Так, я узнал, что самая старшая из сестер, Алиса, пошла было по стопам деда, поступила в медицинский, но работала ли когда-нибудь по специальности, Цыпка сказать не могла. В перестройку-шмерестройку, как она пренебрежительно выразилась, многие меняли профессию, и в последние годы старшая дантистова внучка стала известна как вполне востребованный художник-декоратор и дизайнер. А с недавних пор она директор и чуть ли не совладелица открывшегося неподалеку от нас музея восковых фигур. (Надо же, я сто раз проезжал мимо этой вывески, но зайти ни разу не удосужился.) Крутится же, по мнению Цыпки, «очень высоко».

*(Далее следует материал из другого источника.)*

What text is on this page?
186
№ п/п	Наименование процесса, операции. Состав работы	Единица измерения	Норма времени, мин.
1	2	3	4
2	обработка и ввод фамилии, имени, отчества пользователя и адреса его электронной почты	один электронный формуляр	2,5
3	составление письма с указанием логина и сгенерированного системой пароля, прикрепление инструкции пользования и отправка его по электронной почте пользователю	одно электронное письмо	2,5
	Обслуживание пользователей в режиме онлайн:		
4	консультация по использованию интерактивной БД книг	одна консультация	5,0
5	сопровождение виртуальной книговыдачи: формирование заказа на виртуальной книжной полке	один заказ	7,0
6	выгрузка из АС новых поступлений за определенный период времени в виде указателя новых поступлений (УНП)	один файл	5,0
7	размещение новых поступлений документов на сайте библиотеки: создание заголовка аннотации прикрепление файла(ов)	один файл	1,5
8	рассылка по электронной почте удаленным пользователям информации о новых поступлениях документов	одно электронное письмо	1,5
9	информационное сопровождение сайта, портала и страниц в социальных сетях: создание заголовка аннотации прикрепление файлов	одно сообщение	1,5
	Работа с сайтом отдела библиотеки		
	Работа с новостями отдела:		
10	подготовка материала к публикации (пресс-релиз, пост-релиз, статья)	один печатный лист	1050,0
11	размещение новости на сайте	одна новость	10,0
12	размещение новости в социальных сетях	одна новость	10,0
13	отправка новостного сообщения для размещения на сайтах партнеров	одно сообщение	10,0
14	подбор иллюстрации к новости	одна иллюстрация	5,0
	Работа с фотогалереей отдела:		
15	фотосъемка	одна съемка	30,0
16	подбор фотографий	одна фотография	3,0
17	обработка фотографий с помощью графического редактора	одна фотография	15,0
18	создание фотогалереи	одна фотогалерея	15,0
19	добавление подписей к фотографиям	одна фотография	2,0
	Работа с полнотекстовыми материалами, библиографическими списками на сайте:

Что это означает, Соня подробно расшифровать не смогла, поэтому мне пришлось оценивать информацию с поправкой на ветер ― в Цыпкиной голове. В основном к такому выводу ее привели хоть и немногочисленные, но чаще всего качественно и дорого одетые («от хорошей мамы», с уважением в голосе подчеркнула Цыпка) посетители Алисиной квартиры, несколько раз в неделю съезжающиеся к Стеклянному дому не только на каких-нибудь там «мерсах» или «бэхах», а еще и на действительно эксклюзивных тачках типа «бугатти» или «астон мартин».
Но наиболее подробными сведениями меня снабдили в отношении Нинель.
Во-первых, в отличие от прочих представителей этой семейки она явно не относилась к числу интровертов, характеризуя которых в целом Цыпка, следующая в своих метафорах каким-то сложным ассоциациям, заметила: «Таких души в потемках».
Во-вторых, Нинель была более прочих близка Соне по возрасту и по... скажем так, темпераменту. Во всяком случае, со слов Цыпки можно было сделать вывод о безусловных гетеросексуальных предпочтениях средней шаховской сестрички: мужиков она меняла «как прокладки» (сей натуралистический образ принадлежал сами понимаете кому). Но Сонечка не была бы полноценной бабой, если б не преминула заметить: ходят слухи, что это не столько Нинель меняет мужиков, сколько они ее.
― Из вашего профсоюза, что ли? ― предположил я.
― Да нет, честная давалка! ― презрительно фыркнула Цыпка с таким видом, будто обиделась за свою почтенную профессию. ― Но факт налицо: два раза с одним и тем же кадром ты ее не встретишь.
― А вообще-то чем она по жизни занимается? -начал я подбираться к интересующим меня аспектам.
― Хрен ее знает, ― пробормотала Цыпка, задумчиво выпуская дым сквозь чувственные ноздри. ― Училась-то она на актерском, по каким-то эстрадам моталась. Даже в эротическом театре работала.
― В эротическом театре? ― не поверил я. ― А что, теперь и такие есть?
― Ты чего, не видел, что-ли, рекламу на той стороне проспекта: такой толстожопый ангелочек с крылышками? ― удивилась Цыпка. ― Это он и есть, театр «Купидон».
Я действительно часто ездил мимо этого светящегося неоном пузатого уродца в перетяжках, но думал, что это реклама каких-нибудь памперсов.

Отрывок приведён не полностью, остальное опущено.